Redis [Client Side Cashing] Communicate hashed keys, do we really need it?

The upcoming CSC suggest the invalidation message sent from the server to the client will contain s hash value of the invalidated key rather than the actual key. This should work, but it is not free and (I will try to prove) not worth it.

First lets, get out of the way the very obvious huge amount of clients that have short keys by default. For such clients any theoretical added value of hashing the key into something shorter greatly diminishes and any effort done to do so is mostly wasted overhead.

Now lets consider only the more rare clients that have many huge key size and enumerate the possible benefits of hashed key vs raw (non hashed) keys. I will try to make a point that even for the alleged benefits raw keys will preform in the same magnitude order as hashed ones or better.

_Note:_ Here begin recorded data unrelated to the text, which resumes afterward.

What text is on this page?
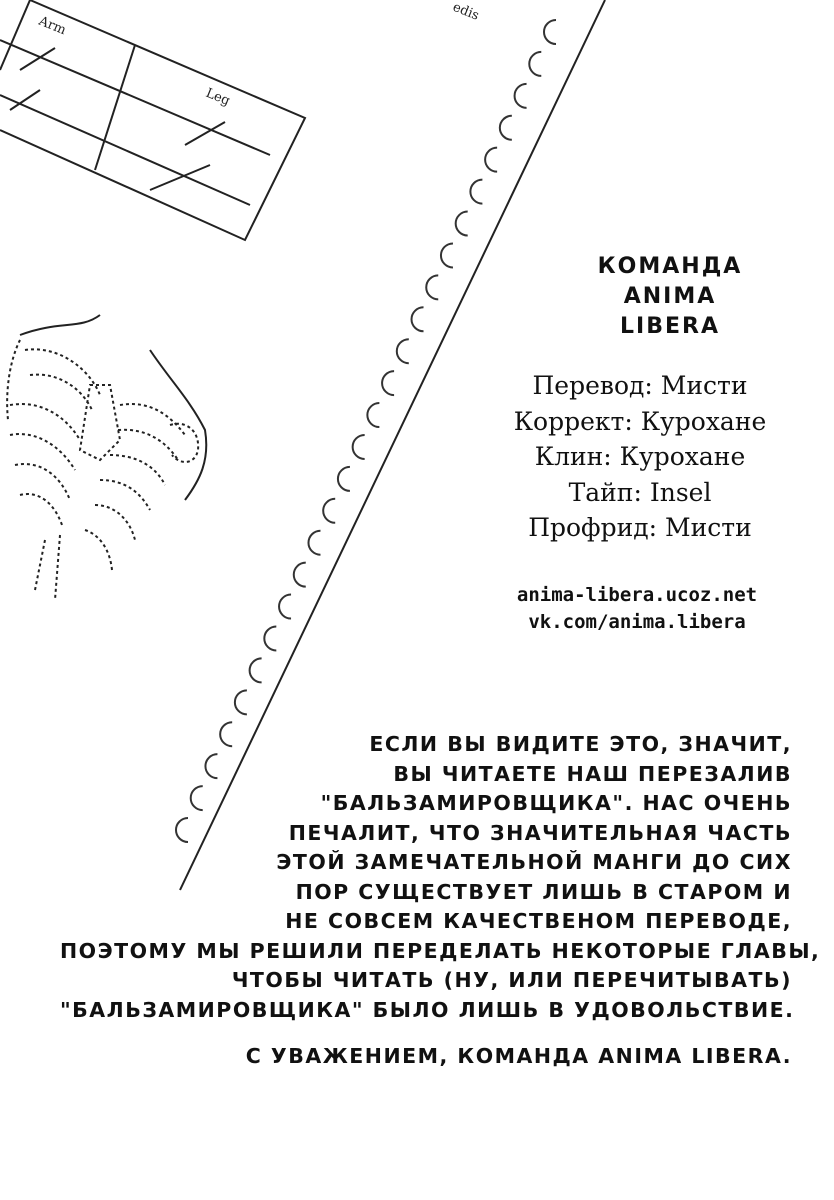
Arm
Leg
edis
КОМАНДА
ANIMA
LIBERA
Перевод: Мисти
Коррект: Курохане
Клин: Курохане
Тайп: Insel
Профрид: Мисти
anima-libera.ucoz.net
vk.com/anima.libera
ЕСЛИ ВЫ ВИДИТЕ ЭТО, ЗНАЧИТ,
ВЫ ЧИТАЕТЕ НАШ ПЕРЕЗАЛИВ
"БАЛЬЗАМИРОВЩИКА". НАС ОЧЕНЬ
ПЕЧАЛИТ, ЧТО ЗНАЧИТЕЛЬНАЯ ЧАСТЬ
ЭТОЙ ЗАМЕЧАТЕЛЬНОЙ МАНГИ ДО СИХ
ПОР СУЩЕСТВУЕТ ЛИШЬ В СТАРОМ И
НЕ СОВСЕМ КАЧЕСТВЕНОМ ПЕРЕВОДЕ,
ПОЭТОМУ МЫ РЕШИЛИ ПЕРЕДЕЛАТЬ НЕКОТОРЫЕ ГЛАВЫ,
ЧТОБЫ ЧИТАТЬ (НУ, ИЛИ ПЕРЕЧИТЫВАТЬ)
"БАЛЬЗАМИРОВЩИКА" БЫЛО ЛИШЬ В УДОВОЛЬСТВИЕ.
С УВАЖЕНИЕМ, КОМАНДА ANIMA LIBERA.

So for the reminder of this discussion lets assume the harder case in which keys are large (as large as they can be) and therefore can presumably benefit greatly from hashing.

Network
Claim: invalidation message will be shorter with hashed keys. Which is (sadly :) ) true. BUT its worth remembering that clients that till today had a use pattern of X get requests each with a key of size H (stand for huge) payed a network price of XH. with CSC we can expect this to be significantly lower, even just a single X (one true GET over the network and the rest from local cache). But lets make it harder (hardest). Consider the most extreme case imaginable where hashed key might yield the biggest impact. In this case the client gets an invalidation massage after each GET forcing it to GET the key from the server every time and paying the network price for the invalidation message (every time). To make this argument more extreme lets assume hashed invalidation size is zero (free). - Raw key (no hashing) - The client will pay the original XH bytes in the GET request plus XH for X invalidation massage each with a full key of size H. 2XH network - Hashed key - The client will pay the original XH bytes in the GET request plus X0 for X invalidation massages of zero size. Total XH network. - Without CSC at all - The client will pay the original X*H bytes in the GET request.

... so at the worse case imaginable communicating full keys in invalidation massage is just twice as bad as hashed keys, and hashed keys itself is slightly worse or equal to not having CSC at all. I.e. the order of magnitude payed on the wire even in this fictitious worse case we which we deviously engineered is O(XH) (i.e. the same) Again, its worth reminding that in the usual case, both hashed keys and raw keys will have much lower network cost due to cache hits and the delta between the hashed cost and the raw cost will be much smaller than XH.

Memory usage on the server Claim: saving just the hash will save a lot of space on the server Current CSC implementation suggest having a tracking table which is an array of 2^24 "slots" the index of which is the hashed value of the key. In each slot the clients that track a key that is mapped to this hash is kept, and notified when the key invalidates.

lets distinguish between two cases and show the hashed keys is not a great idea in any of them.

Case 1: (almost) No collisions - each slot contains only one client. This is the expected case as the CSC made the tracking table big explicitly for this goal. Reminder: we already have a place to hang information per key... its the main key->value map. saving the clients tracking a key there is just as good and more intuitive. Added bonus: in the very likely case where there are fewer than 2^24 keys... this will actually take less memory space. (as we dont preserve space for the non used slots)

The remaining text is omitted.